Beli AC Mahal? Mahasiswa UI Ciptakan Cara Paling Jujur Bikin Ruangan Adem: Dari Tanah dan Matahari
Dodi Hasanuddin September 11, 2026 12:35 AM

WARTAKOTALIVE.COM, DEPOK - Di tengah teriknya iklim tropis dan tagihan listrik yang membengkak karena AC, lima mahasiswa Fisika Universitas Indonesia (UI) menawarkan jawaban yang menyentuh: mendinginkan ruangan dengan memanfaatkan sejuknya perut bumi dan cahaya matahari.

Inovasi itu mereka namakan ADEM (Adaptive Energy-efficient Microclimate System), prototipe sistem pendingin hibrida yang memadukan kestabilan suhu tanah dan tenaga surya.

Inovasi ini dikembangkan melalui Program Kreativitas Mahasiswa-Karsa Cipta (PKM-KC) 2026 berjudul “ADEM: Prototipe Sistem Pendinginan Pasif Modular Berbasis Subsoil Heat Exchange untuk Efisiensi Energi Ruangan”.

Baca juga: Yogi Prawira Raih Doktor Summa Cum Laude UI, Teliti Mekanisme Imun pada Sepsis

Berbeda dari AC konvensional yang rakus listrik dan mengandalkan freon, ADEM bekerja dengan cara yang lebih alami. Udara panas dari luar dialirkan melalui jaringan pipa PVC yang ditanam berkelok-kelok (serpentine) di bawah tanah. Karena suhu tanah di kedalaman tertentu lebih stabil dan sejuk, udara yang melewatinya otomatis menjadi lebih dingin sebelum dialirkan ke dalam ruangan.
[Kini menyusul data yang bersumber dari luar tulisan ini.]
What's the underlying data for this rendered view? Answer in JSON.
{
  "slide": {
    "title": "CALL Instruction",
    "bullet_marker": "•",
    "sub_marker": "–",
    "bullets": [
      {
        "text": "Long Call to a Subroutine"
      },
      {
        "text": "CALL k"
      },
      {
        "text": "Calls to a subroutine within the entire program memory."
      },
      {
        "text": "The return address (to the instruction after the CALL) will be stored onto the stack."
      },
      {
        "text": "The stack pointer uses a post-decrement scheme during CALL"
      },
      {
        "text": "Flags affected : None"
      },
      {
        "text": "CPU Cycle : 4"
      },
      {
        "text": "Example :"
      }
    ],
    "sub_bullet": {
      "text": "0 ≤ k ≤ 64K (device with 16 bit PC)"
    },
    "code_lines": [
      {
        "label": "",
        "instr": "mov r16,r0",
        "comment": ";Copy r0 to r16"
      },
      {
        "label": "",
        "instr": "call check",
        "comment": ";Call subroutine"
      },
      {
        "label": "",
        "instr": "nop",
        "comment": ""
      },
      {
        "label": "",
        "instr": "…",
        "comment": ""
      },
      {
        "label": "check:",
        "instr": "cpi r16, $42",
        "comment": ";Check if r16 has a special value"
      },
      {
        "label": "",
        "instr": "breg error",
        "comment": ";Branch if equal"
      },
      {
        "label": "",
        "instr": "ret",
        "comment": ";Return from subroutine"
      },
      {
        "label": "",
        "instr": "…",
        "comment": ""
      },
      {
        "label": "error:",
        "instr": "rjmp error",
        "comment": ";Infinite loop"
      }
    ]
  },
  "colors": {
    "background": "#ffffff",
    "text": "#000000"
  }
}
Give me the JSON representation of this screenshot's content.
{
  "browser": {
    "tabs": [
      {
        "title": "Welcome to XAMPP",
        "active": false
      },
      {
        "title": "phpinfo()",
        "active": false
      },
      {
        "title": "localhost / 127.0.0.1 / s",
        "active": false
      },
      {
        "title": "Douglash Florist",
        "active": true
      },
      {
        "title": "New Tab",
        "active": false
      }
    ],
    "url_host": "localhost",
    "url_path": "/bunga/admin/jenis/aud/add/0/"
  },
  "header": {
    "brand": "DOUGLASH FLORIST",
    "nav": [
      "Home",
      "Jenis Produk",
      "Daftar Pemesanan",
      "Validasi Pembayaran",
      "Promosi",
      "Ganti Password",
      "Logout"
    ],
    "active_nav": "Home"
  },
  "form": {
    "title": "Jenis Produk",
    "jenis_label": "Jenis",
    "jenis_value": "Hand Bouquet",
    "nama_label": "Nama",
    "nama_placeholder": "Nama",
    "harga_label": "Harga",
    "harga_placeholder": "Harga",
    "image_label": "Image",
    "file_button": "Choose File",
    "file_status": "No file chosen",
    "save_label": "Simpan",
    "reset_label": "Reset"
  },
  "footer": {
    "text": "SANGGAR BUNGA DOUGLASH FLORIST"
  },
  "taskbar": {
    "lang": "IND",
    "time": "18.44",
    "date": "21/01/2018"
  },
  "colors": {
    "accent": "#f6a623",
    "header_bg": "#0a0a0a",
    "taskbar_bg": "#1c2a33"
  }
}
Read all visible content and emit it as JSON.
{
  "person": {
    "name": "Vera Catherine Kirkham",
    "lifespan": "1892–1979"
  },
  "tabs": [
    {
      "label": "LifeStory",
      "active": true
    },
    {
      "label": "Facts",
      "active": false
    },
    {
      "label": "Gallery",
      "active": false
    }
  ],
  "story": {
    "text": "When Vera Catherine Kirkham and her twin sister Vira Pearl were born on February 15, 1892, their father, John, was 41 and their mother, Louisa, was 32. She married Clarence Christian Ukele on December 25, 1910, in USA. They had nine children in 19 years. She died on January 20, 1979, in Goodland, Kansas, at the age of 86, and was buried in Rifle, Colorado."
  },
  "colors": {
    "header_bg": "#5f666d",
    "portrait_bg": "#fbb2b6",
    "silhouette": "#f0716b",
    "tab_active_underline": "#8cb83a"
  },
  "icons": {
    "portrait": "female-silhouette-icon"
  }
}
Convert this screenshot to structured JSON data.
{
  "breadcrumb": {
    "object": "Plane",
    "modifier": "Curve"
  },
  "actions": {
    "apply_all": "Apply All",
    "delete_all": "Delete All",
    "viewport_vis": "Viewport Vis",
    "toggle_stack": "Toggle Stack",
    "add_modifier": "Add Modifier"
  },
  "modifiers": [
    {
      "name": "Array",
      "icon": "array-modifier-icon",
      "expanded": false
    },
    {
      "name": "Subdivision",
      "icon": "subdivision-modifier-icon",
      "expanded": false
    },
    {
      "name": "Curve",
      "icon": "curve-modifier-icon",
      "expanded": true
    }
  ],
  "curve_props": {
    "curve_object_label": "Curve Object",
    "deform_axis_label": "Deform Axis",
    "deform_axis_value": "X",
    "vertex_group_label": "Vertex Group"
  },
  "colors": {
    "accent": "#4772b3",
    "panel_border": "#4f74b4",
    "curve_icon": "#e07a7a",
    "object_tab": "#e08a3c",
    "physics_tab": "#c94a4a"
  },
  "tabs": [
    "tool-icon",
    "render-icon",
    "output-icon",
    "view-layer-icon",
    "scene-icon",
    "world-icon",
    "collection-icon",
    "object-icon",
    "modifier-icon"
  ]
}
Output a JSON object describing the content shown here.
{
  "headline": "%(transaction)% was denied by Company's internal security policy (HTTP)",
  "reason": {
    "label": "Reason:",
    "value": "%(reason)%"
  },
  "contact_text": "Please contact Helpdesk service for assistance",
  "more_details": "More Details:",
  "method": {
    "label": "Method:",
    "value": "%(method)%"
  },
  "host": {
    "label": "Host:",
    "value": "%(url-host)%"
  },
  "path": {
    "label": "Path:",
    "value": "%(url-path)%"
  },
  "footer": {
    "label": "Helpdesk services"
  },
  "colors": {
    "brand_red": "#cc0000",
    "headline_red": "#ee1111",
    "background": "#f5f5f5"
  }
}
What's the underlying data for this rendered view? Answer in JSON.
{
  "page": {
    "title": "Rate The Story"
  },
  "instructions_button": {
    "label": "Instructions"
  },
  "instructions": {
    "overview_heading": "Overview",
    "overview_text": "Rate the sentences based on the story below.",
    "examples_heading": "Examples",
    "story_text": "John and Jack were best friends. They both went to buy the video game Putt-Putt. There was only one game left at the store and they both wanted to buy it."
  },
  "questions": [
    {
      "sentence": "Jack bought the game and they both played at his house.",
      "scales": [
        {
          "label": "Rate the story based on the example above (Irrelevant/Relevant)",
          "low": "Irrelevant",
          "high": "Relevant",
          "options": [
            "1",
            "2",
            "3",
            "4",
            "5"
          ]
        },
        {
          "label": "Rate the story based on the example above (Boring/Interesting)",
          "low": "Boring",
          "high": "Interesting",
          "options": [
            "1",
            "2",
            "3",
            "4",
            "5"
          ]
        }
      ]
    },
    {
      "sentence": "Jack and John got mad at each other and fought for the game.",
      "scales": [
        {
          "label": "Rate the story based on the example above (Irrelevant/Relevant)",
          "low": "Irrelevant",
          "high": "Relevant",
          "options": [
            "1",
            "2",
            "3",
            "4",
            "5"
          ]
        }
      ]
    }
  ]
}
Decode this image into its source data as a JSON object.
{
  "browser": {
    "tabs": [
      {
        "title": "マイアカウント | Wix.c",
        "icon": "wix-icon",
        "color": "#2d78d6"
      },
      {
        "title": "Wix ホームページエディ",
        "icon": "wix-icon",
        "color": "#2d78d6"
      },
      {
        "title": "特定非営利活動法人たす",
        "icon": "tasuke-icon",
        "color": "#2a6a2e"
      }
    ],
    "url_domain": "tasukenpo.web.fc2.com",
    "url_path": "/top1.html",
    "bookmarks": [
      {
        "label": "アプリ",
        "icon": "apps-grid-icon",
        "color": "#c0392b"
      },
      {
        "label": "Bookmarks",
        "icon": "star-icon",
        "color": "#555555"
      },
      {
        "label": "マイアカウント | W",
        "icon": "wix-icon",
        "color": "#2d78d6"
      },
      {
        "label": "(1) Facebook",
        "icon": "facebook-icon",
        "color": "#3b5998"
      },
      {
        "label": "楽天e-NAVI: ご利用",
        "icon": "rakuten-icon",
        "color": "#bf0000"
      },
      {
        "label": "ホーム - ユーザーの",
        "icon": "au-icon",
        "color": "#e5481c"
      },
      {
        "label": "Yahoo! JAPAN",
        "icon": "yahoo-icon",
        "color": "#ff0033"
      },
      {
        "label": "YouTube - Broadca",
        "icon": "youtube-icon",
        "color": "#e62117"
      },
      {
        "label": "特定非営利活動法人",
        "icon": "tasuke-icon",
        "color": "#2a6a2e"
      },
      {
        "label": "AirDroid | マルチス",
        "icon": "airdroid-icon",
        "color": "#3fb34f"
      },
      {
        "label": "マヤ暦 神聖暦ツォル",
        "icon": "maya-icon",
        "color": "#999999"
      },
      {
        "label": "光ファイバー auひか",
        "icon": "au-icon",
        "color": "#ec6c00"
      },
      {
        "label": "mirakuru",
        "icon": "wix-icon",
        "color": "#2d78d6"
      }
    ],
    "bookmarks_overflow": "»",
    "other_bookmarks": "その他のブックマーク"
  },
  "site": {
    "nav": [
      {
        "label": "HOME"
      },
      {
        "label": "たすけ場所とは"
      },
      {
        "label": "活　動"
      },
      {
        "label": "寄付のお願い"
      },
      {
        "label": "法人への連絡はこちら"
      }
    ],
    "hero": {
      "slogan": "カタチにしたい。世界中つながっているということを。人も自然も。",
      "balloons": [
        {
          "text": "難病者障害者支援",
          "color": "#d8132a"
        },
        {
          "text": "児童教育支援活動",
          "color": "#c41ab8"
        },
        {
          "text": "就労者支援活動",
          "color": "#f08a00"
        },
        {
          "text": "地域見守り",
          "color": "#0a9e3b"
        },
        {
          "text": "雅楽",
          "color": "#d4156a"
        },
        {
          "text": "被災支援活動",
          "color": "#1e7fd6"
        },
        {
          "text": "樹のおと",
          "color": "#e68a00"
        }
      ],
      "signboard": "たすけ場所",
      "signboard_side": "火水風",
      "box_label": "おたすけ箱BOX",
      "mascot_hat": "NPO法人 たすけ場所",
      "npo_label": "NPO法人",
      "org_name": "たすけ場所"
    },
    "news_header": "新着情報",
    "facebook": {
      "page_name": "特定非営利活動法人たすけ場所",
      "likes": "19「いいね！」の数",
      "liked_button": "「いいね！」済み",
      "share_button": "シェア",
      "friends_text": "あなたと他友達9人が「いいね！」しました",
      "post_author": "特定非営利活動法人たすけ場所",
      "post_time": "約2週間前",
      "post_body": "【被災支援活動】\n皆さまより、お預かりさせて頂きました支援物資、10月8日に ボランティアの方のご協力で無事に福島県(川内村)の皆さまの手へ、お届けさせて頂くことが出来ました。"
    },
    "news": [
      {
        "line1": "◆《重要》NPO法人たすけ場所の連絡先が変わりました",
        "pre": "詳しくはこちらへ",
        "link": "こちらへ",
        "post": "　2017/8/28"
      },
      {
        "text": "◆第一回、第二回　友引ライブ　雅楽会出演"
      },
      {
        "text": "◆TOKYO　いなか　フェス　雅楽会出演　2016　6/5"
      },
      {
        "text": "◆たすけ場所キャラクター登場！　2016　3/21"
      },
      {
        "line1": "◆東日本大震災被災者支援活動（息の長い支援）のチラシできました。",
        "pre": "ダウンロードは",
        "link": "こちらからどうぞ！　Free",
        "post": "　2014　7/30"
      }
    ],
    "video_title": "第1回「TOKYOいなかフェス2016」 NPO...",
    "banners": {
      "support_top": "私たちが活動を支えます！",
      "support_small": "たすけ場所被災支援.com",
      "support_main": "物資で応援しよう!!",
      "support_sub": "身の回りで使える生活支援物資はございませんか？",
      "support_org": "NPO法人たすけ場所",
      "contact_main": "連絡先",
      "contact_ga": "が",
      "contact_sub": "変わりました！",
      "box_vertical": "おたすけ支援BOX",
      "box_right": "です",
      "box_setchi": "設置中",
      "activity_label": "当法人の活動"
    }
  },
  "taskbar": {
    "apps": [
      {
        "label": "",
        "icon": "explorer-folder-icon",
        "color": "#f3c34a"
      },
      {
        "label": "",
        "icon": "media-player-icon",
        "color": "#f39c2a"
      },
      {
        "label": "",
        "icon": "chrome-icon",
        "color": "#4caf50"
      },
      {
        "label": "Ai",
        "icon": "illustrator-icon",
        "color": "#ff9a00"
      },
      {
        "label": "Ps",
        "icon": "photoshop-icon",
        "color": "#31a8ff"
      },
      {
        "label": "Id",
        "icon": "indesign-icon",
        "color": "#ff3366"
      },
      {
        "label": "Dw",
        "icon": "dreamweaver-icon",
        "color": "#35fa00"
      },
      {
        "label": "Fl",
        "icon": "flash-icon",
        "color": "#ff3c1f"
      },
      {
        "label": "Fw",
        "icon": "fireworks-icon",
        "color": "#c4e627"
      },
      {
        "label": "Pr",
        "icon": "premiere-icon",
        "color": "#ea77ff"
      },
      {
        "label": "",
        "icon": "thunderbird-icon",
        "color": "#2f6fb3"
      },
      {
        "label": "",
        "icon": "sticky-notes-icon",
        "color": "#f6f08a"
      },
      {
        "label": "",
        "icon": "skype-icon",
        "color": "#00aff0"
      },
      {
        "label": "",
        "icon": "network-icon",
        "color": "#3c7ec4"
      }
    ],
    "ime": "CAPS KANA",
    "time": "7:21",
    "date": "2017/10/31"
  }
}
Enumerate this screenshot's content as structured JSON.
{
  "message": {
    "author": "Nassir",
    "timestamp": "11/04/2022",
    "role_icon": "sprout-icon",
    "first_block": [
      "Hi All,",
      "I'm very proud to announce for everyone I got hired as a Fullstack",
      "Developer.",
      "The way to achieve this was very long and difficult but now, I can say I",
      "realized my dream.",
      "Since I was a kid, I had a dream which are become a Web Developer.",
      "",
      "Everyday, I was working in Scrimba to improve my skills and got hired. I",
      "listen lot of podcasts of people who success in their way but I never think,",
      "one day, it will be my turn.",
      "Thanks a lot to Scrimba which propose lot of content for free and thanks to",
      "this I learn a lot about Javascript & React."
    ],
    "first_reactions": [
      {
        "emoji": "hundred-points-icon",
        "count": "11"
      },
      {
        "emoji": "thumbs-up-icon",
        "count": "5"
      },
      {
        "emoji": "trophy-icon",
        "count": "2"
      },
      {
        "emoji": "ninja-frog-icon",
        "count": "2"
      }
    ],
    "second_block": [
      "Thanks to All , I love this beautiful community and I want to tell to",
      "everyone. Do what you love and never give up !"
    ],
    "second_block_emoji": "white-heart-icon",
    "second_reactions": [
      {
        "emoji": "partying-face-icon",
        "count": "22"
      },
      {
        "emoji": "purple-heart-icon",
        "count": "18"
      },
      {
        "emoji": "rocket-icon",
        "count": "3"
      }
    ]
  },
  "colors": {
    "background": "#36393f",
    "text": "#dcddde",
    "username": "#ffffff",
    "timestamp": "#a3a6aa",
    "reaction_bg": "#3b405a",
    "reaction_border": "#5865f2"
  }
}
“Prinsip ADEM memanfaatkan perbedaan suhu antara udara permukaan dan suhu tanah. Dengan mendinginkan udara terlebih dahulu sebelum masuk ke ruangan, beban sistem pendingin aktif dapat dikurangi,” kata ketua tim, Abdurrasyid Dzaki Amir.

Agar tetap adaptif, ADEM dilengkapi turbin ventilator bertenaga panel surya dan motor DC, sehingga tetap bisa bersirkulasi meski angin sedang pelan. Sensor suhu di inlet dan outlet mengukur temperatur secara real-time dan mengirim data ke mikrokontroler ESP32 untuk mengatur kerja ventilator.

“Sistem ini kami rancang agar adaptif. Ketika suhu udara luar meningkat, kebutuhan sirkulasi juga meningkat. Pada kondisi dengan intensitas matahari lebih tinggi, panel surya dapat menghasilkan daya yang lebih besar untuk mendukung kerja ventilator,” ujar Abdurrasyid.

Baca juga: Bukan Sekadar Gula Darah: Mahasiswa UI Temukan Lansia di Bekasi Lawan Diabetes Sambil Lawan Sepi

ADEM digagas Abdurrasyid bersama empat rekannya: Satria Erlangga Munggaran, Michael Gianvittorio Siringoringo, Steven Anthony Suhartoyo, dan Muhammad Rayhan Pasha Nuruddin. Kelimanya merupakan mahasiswa S1 Fisika FMIPA UI di bawah bimbingan Syahril Siregar, S.Si., M.Sc., Ph.D.

Menurut Syahril, riset seperti ADEM sangat relevan karena sektor bangunan menjadi penyumbang besar konsumsi energi di Indonesia, dan pendinginan ruangan adalah pengguna utamanya.

“Riset seperti ini penting karena sektor bangunan menyumbang porsi besar konsumsi energi. ADEM menunjukkan bahwa mahasiswa dapat merancang solusi yang aplikatif, inovatif secara teknis, dan sesuai dengan kondisi iklim Indonesia,” kata Syahril.

Ke depan, tim berharap prototipe ADEM dapat dikembangkan lebih optimal dan diterapkan di berbagai bangunan - mulai dari hunian, fasilitas pendidikan, tempat ibadah, hingga ruang komunitas.

Melalui ADEM, mahasiswa UI tidak hanya menciptakan teknologi, tetapi menitipkan janji: bahwa kenyamanan tidak harus mengorbankan bumi, dan kesejukan bisa datang dari sumber daya lokal yang selama ini ada di bawah kaki kita.